Economic Impact of Erlotinib Maintenance Therapy in the Treatment of Non–Small-Cell Lung Cancer

June 2011, Vol 2, No 3 -

Minneapolis, MN—Erlotinib is a human epidermal growth factor receptor inhibitor administered as maintenance therapy in the treatment of locally advanced or metastatic non–small-cell lung cancer (NSCLC) that has not progressed after 4 cycles of platinum-based first-line therapy.

Data from the Sequential Tarceva in Unresectable NSCLC (SATURN) study, first reported in 2009, suggest that erlotinib (Tarceva) can improve overall survival and progression-free survival in some patients undergoing chemo therapy for advanced NSCLC.

Using a budgetary assessment model based on a hypothetical health plan population of 500,000 enrollees, a team of investigators from the University of Washington, Seattle, and Genentech, San Francisco, analyzed the economic impact of adding erlotinib maintenance therapy to a multistep chemotherapy regimen for advanced NSCLC. The results were presented in a poster session at the 2011 Academy of Managed Care Pharmacy annual meeting.

Josh J. Carlson, MPH, PhD, and colleagues analyzed data from the SATURN study, the Surveillance, Epidemiology and End Results (SEER) Medi care study, and US census and market research data to estimate the expected annual cost of therapy for eligible patients with NSCLC, according to the following criteria: the 1-year incidence of patients with stage IIIb/IV NSCLC that is appropriate to receive maintenance therapy; the proportion of eligible patients expected to receive first-, second-, or third-line and maintenance therapy; the per-patient cost of medi cation and drug administration; and treatment of drug-related adverse events.

Among this hypothetical plan population, 133 members would be undergoing treatment for advanced NSCLC, of which 11 would be receiving first-line treatment for squamous, or bevacizumab (Avastin)-ineligible nonsquamous, disease that does not progress after 4 cycles of platinum-based chemotherapy. Among the 11 members eligible for erlotinib, 4 would receive maintenance therapy.

The total health plan costs with erlotinib as a treatment option totaled to $318,066, with a change in total cost of $62,279, or $0.0104 per member per month.

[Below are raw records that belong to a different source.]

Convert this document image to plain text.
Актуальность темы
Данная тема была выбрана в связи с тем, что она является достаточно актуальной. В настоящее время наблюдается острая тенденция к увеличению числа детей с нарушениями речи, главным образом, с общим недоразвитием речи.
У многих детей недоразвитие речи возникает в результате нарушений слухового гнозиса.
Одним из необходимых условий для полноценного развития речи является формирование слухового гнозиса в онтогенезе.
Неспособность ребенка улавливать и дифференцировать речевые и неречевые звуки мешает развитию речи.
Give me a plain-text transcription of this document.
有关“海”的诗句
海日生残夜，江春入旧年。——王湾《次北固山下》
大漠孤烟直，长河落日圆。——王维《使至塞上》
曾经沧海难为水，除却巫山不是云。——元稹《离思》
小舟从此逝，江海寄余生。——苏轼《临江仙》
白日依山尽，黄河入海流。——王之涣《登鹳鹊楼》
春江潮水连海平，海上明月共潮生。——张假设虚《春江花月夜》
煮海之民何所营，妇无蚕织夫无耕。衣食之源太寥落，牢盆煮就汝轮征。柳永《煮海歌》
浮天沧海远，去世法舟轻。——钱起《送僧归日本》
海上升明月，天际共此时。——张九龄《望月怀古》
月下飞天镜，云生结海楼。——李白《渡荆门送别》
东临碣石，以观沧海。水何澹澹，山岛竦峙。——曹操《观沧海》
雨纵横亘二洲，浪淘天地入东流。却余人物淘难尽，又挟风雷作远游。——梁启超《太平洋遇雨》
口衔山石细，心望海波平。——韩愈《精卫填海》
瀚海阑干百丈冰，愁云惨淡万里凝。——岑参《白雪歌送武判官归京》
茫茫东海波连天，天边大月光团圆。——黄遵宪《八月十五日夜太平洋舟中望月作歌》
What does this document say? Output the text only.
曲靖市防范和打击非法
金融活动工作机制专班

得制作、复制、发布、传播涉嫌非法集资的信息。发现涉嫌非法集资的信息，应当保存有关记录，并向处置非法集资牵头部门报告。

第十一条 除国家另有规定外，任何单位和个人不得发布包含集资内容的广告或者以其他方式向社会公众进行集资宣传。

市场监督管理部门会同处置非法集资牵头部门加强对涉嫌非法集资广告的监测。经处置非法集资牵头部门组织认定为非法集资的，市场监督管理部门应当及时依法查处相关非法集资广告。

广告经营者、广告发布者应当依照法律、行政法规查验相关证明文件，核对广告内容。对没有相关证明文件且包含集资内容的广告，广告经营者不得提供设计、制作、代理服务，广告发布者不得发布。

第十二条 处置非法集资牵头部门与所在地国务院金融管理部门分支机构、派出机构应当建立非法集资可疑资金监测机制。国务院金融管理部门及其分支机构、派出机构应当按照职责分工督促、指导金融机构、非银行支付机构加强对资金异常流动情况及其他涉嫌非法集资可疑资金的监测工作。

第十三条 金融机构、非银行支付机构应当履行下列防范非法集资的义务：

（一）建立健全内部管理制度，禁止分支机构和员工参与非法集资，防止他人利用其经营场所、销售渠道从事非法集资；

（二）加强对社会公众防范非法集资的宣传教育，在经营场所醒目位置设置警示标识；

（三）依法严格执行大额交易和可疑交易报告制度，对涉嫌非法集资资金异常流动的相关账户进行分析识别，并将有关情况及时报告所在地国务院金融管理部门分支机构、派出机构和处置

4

Dr Carlson explained the increase as “primarily driven by the addition of erlotinib maintenance therapy and the subsequent increased use of secondand third-line agents that have higher costs than erlotinib.”

He added that the model did not address recurrent NSCLC or efficacy beyond its immediate impact on expenditures, nor did it consider other maintenance therapy options in the base-case analysis. Nevertheless, he concluded, “adding maintenance therapy with erlotinib to a health plan formulary has a small budgetary impact.”

The budget impact of erlotinib in patients with NSCLC “is a tool that can be used by healthcare plans to assess the budgetary impact of covering erlotinib as a maintenance therapy,” Dr Carlson and his colleagues observed.